While Schneiderman acknowledged that the allegations had rendered him ineffective as attorney general, he continued to deny their substance. In an earlier statement, he had described the incidents described in the New Yorker article as “role-playing” that had occurred “in the privacy of intimate relationships.”
“I have not assaulted anyone. I have never engaged in non-consensual sex, which is a line I would not cross,” Schneiderman, who was up for re-election this year (and was widely expected to win), had said earlier on Monday.
To state what ought to be obvious, there is a world of difference between consensual kinky sex or BDSM role-playing, such as Schneiderman appears to describe, and nonconsensual violence or abuse, as alleged by all four women mentioned in The New Yorker article.

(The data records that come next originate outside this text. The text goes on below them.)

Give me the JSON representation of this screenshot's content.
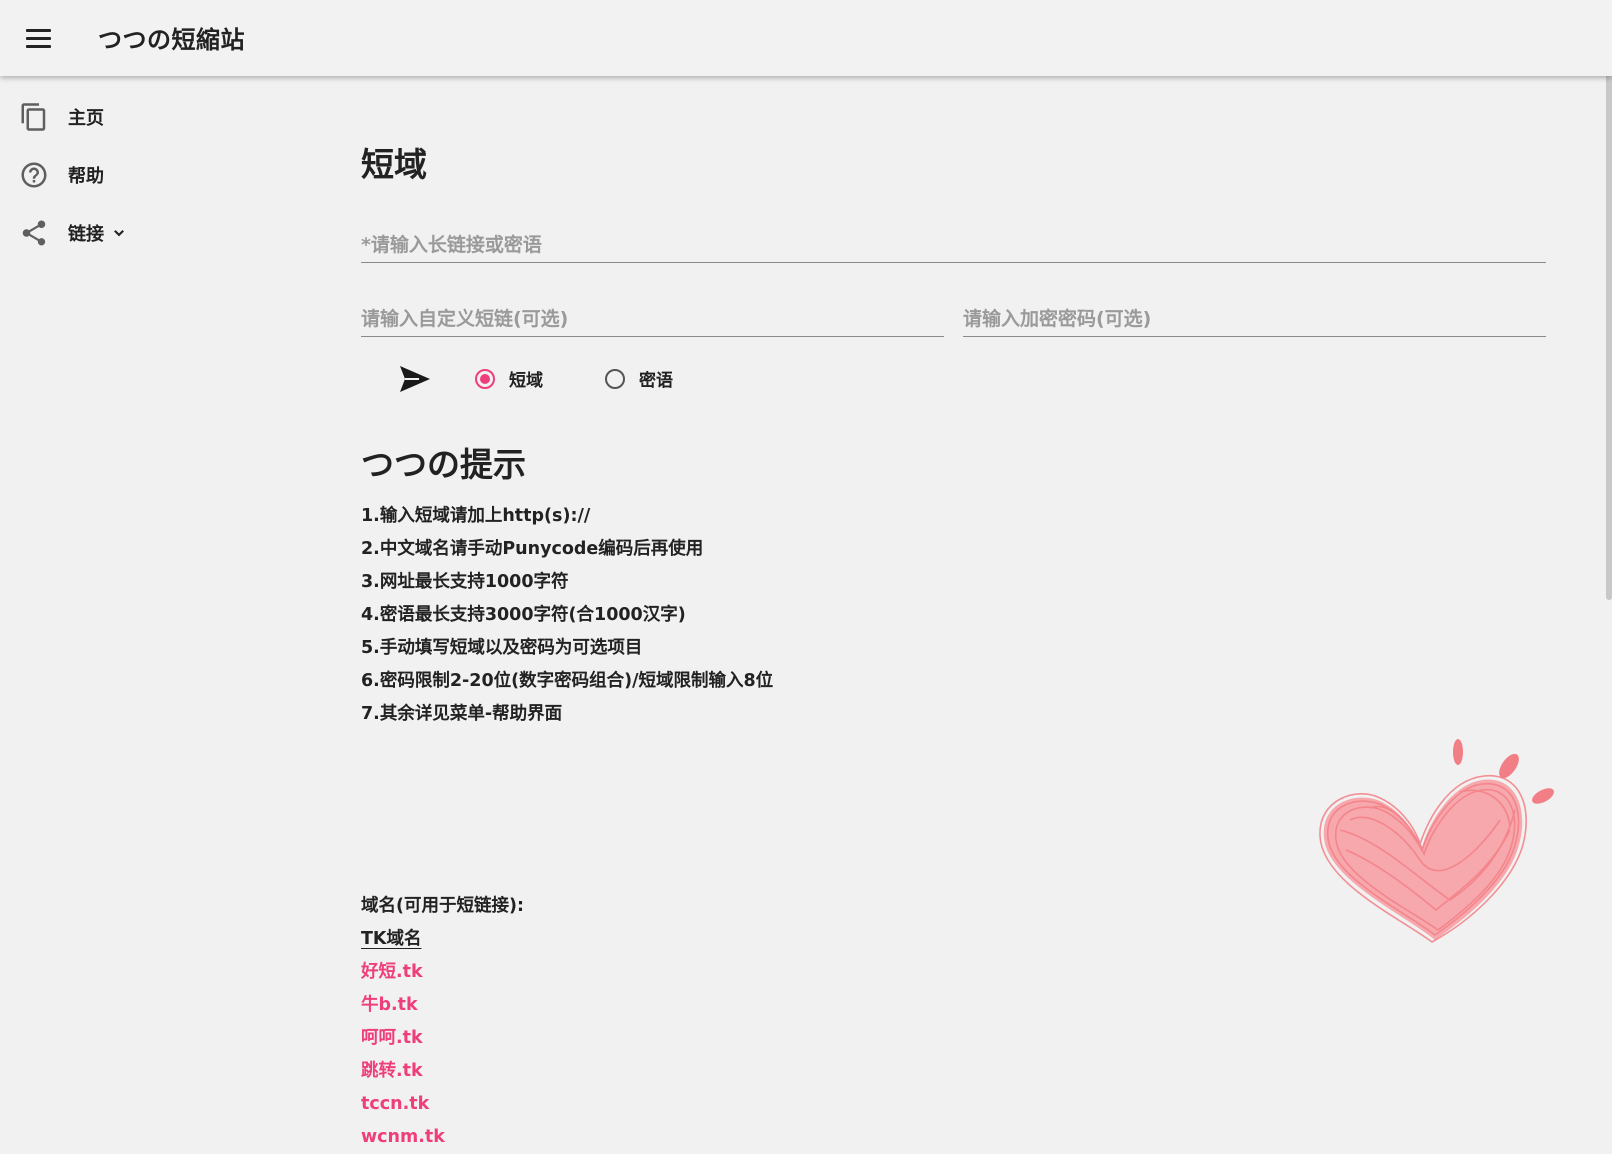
{
  "app": {
    "title": "つつの短縮站"
  },
  "sidebar": {
    "items": [
      {
        "label": "主页",
        "icon": "copy-pages-icon"
      },
      {
        "label": "帮助",
        "icon": "help-circle-icon"
      },
      {
        "label": "链接",
        "icon": "share-icon",
        "expandable": true
      }
    ]
  },
  "main": {
    "title": "短域",
    "long_url": {
      "placeholder": "*请输入长链接或密语",
      "value": ""
    },
    "custom_short": {
      "placeholder": "请输入自定义短链(可选)",
      "value": ""
    },
    "password": {
      "placeholder": "请输入加密密码(可选)",
      "value": ""
    },
    "mode": {
      "options": [
        "短域",
        "密语"
      ],
      "selected": "短域"
    }
  },
  "tips": {
    "title": "つつの提示",
    "items": [
      "1.输入短域请加上http(s)://",
      "2.中文域名请手动Punycode编码后再使用",
      "3.网址最长支持1000字符",
      "4.密语最长支持3000字符(合1000汉字)",
      "5.手动填写短域以及密码为可选项目",
      "6.密码限制2-20位(数字密码组合)/短域限制输入8位",
      "7.其余详见菜单-帮助界面"
    ]
  },
  "domains": {
    "heading": "域名(可用于短链接):",
    "group": "TK域名",
    "list": [
      "好短.tk",
      "牛b.tk",
      "呵呵.tk",
      "跳转.tk",
      "tccn.tk",
      "wcnm.tk"
    ]
  },
  "colors": {
    "accent": "#ee3f7c",
    "background": "#f1f1f1",
    "text": "#222222",
    "heart": "#f37f86"
  }
}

As reporter Jane Mayer explained to MSNBC on Monday night, all four women “felt tremendously conflicted” after Schneiderman sued disgraced Hollywood mogul Harvey Weinstein for his apparent pattern of “unrelenting” sexual harassment, intimidation and discrimination. “The hypocrisy became kind of untenable and they began to reach out to each other and form an alliance,” Mayer explained.

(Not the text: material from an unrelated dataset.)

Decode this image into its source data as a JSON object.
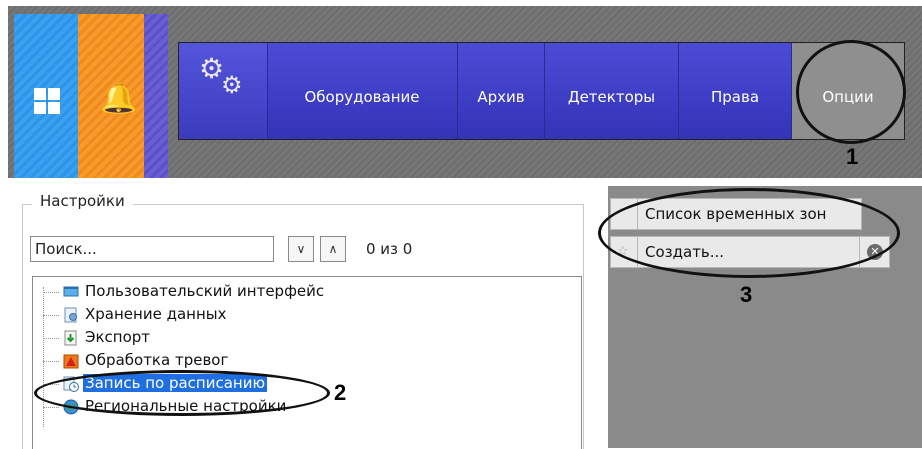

While two of Schneiderman’s former partners are unnamed in the report, two women went on the record and provided medical evidence and contemporaneous corroborating accounts from high-profile friends, including novelist Salman Rushdie.
“Sometimes, he’d tell me to call him Master, and he’d slap me until I did,” said Tanya Selvaratnam, an immigrant from Sri Lanka who dated Schneiderman after meeting him at the Democratic National Convention in 2016. “[H]e started calling me his ‘brown slave’ and demanding that I repeat that I was ‘his property.’”

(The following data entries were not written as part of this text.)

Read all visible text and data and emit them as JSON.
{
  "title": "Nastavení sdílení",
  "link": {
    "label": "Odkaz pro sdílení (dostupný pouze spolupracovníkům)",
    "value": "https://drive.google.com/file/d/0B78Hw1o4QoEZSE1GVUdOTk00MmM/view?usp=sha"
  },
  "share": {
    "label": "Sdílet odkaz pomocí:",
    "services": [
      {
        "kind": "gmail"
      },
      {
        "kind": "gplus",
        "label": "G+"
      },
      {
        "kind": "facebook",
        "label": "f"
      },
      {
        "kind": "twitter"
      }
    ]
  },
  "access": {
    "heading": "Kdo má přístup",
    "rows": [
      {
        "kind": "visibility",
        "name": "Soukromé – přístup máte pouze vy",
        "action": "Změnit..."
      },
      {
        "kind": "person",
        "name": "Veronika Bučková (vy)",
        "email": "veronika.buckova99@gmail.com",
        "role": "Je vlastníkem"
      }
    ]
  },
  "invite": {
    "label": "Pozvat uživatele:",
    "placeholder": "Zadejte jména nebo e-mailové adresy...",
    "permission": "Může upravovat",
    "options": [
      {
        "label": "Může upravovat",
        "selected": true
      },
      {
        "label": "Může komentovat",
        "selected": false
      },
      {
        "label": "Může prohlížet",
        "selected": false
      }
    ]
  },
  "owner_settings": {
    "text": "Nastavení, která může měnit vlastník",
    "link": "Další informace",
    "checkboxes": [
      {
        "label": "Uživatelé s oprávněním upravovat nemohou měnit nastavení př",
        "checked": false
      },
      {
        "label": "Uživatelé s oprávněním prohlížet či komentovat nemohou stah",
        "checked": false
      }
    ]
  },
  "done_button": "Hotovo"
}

Selvaratnam also alleged that Schneiderman threatened to tap her phone, among other threats.
Michelle Manning Barish, another former partner of Schneiderman's, provided the most detailed account, describing how the high-profile Democrat hit and choked her repeatedly, often after excessive drinking.
“All of a sudden, he just slapped me, open-handed and with great force, across the face, landing the blow directly onto my ear,” she said. “It was horrendous. It just came out of nowhere. My ear was ringing. I lost my balance and fell backward onto the bed. I sprang up, but at this point there was very little room between the bed and him. I got up to try to shove him back, or take a swing, and he pushed me back down. He then used his body weight to hold me down, and he began to choke me. The choking was very hard. It was really bad.”
During his first year in office as attorney general, Schneiderman was instrumental in passing a law making strangulation, common in domestic abuse cases, a serious violent crime.
Schneiderman, who was among several Democratic state attorneys general leading a de facto movement of legal resistance against President Donald Trump, sued the administration over the Muslim ban and reproductive rights issues. He also successfully sued Trump University. The president will undoubtedly celebrate Schneiderman’s stunning and sudden demise. In a 2013 tweet, Trump predicted as much, comparing Schneiderman to former congressman Anthony Weiner and former state Attorney General Eliot Spitzer, a pair of New York Democrats with national political ambitions who were brought down by sex scandals — respectively, sexting with a minor and solicitation of prostitutes.
The New York state legislature will appoint Schneiderman's successor, and that could be exciting. Although the state has reliably voted Democratic in recent years, control of the legislature remains split, with Republicans holding a one-vote majority in the state Senate, thanks to a single renegade Democrat who caucuses with the GOP.